Author Topic: Parallelization issues with OrbitalMoment() in QuantumATK  (Read 1538 times)

0 Members and 1 Guest are viewing this topic.

Offline corsicATK

  • New QuantumATK user
  • *
  • Posts: 2
  • Country: fr
  • Reputation: 0
    • View Profile
Hello everyone,

I need to calculate atom-resolved orbital moments using OrbitalMoment() in QuantumATK and obtain the values per atom and per k-point. My first question is: is it possible to directly get this information from the output?

If not, my fallback solution is to compute the function for a single k-point at a time and loop over all k-points. This works fine sequentially.

However, when I try to parallelize my code with mpi4py by distributing k-points over several ranks, I run into problems:

Deadlocks can occur during the computation.

At the end of the loop, all ranks return the same orbital moment values, even though each rank is supposed to work on a different k-point.

It seems that OrbitalMoment() does not execute independently on each rank and requires some form of internal synchronization or communication.

I would appreciate any guidance on:

Whether it is possible to obtain atom-resolved orbital moments for each k-point directly.

If independent parallel computation per k-point is possible, and how to do it safely with QuantumATK.

Thanks a lot for your help!

Offline filipr

  • QuantumATK Staff
  • QuantumATK Guru
  • *****
  • Posts: 102
  • Country: dk
  • Reputation: 10
  • QuantumATK developer
    • View Profile
Re: Parallelization issues with OrbitalMoment() in QuantumATK
« Reply #1 on: October 30, 2025, 16:03 »
Most QuantumATK operations do collective calls and cannot be manually mpi parallelized by e.g. just splitting a list of k-points among mpi processes. What you can do instead is that you can first do the DFT ground state in a separate calculation and store the configuration to an HDF5 file. Then you can make a separate post-processing script that calculate OrbitalMoment() for a single k-point in a loop over a subset of all the k-points you are interested in, where the subset is determined from an input argument or environment variable (e.g. job array index). Here's an unfinished example to give you the idea:
Code
import sys
my_process_index = int(sys.argv[1])
total_num_procs = ??

all_kpoints = numpy.array([[...], [...], ..., [...]])

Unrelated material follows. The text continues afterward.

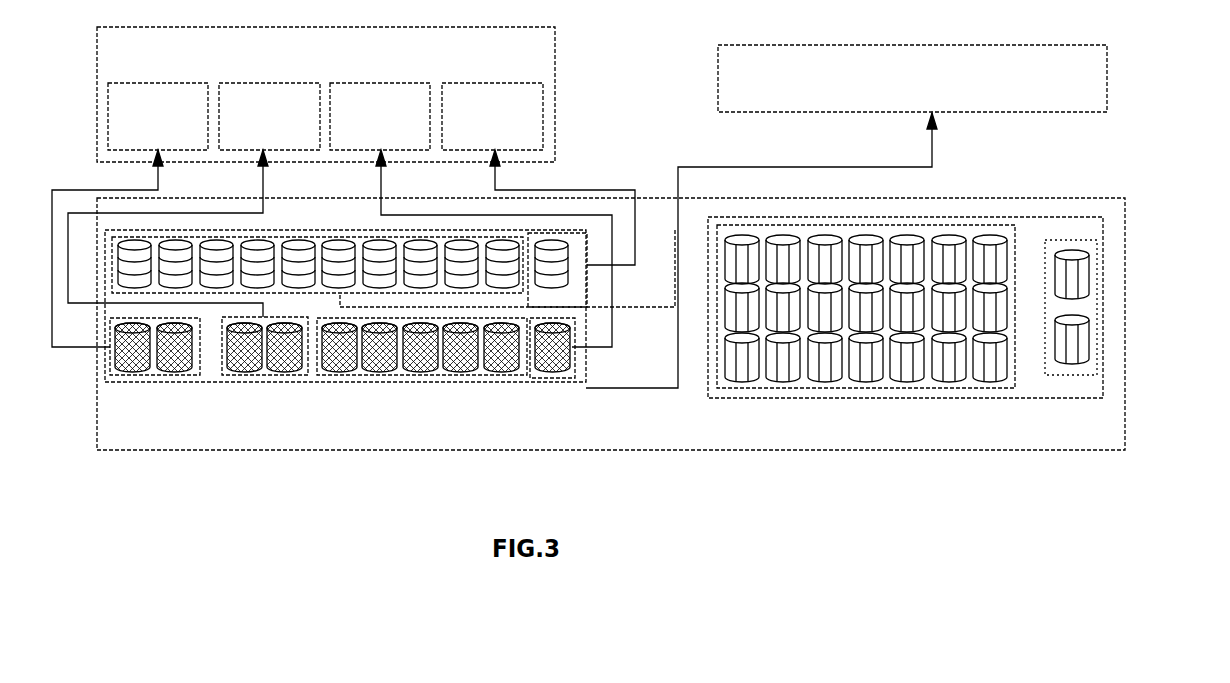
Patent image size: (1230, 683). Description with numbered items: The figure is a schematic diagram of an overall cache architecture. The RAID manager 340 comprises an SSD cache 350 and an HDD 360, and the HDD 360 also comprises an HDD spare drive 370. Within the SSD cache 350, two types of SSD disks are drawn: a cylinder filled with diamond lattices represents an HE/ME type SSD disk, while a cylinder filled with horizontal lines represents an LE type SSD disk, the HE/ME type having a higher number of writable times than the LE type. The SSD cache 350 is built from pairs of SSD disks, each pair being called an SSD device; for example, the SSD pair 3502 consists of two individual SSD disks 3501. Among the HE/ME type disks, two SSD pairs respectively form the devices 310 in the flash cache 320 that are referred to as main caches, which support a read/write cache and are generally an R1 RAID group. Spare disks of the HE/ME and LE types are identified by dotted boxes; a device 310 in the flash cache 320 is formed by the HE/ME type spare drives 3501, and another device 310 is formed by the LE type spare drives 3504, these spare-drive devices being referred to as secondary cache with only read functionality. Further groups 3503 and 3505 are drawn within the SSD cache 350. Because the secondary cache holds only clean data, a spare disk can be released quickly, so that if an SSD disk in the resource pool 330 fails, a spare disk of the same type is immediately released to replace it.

my_kpoints = # logic to get local sequence of k-points here

configuration = nlread("dft_ground_state_calc.hdf5", BulkConfiguration)[-1]

orbital_moments = []
for kpoint in my_kpoints:
    orb_moment_analysis = OrbitalMoment(configuration, kpoints=MonkhorstPackGrid(1, 1, 1, k_point_shift=kpoint))
    orbital_moments.append(orb_moment_analysis.atomResolvedOrbitalMoment())

# Save 'orbital_moments' to file somehow, e.g. pickle
Then you can run this script either in a bash loop in a single script or submit it as multiple jobs or as a job array. Then you can collect the result files from each job and gather into a single array.

Offline corsicATK

  • New QuantumATK user
  • *
  • Posts: 2
  • Country: fr
  • Reputation: 0
    • View Profile
Re: Parallelization issues with OrbitalMoment() in QuantumATK
« Reply #2 on: November 4, 2025, 23:02 »
Thank you very much for your reply! That really confirms what I was thinking.
I actually did something similar (running several independent jobs), and it works. Thanks for your help.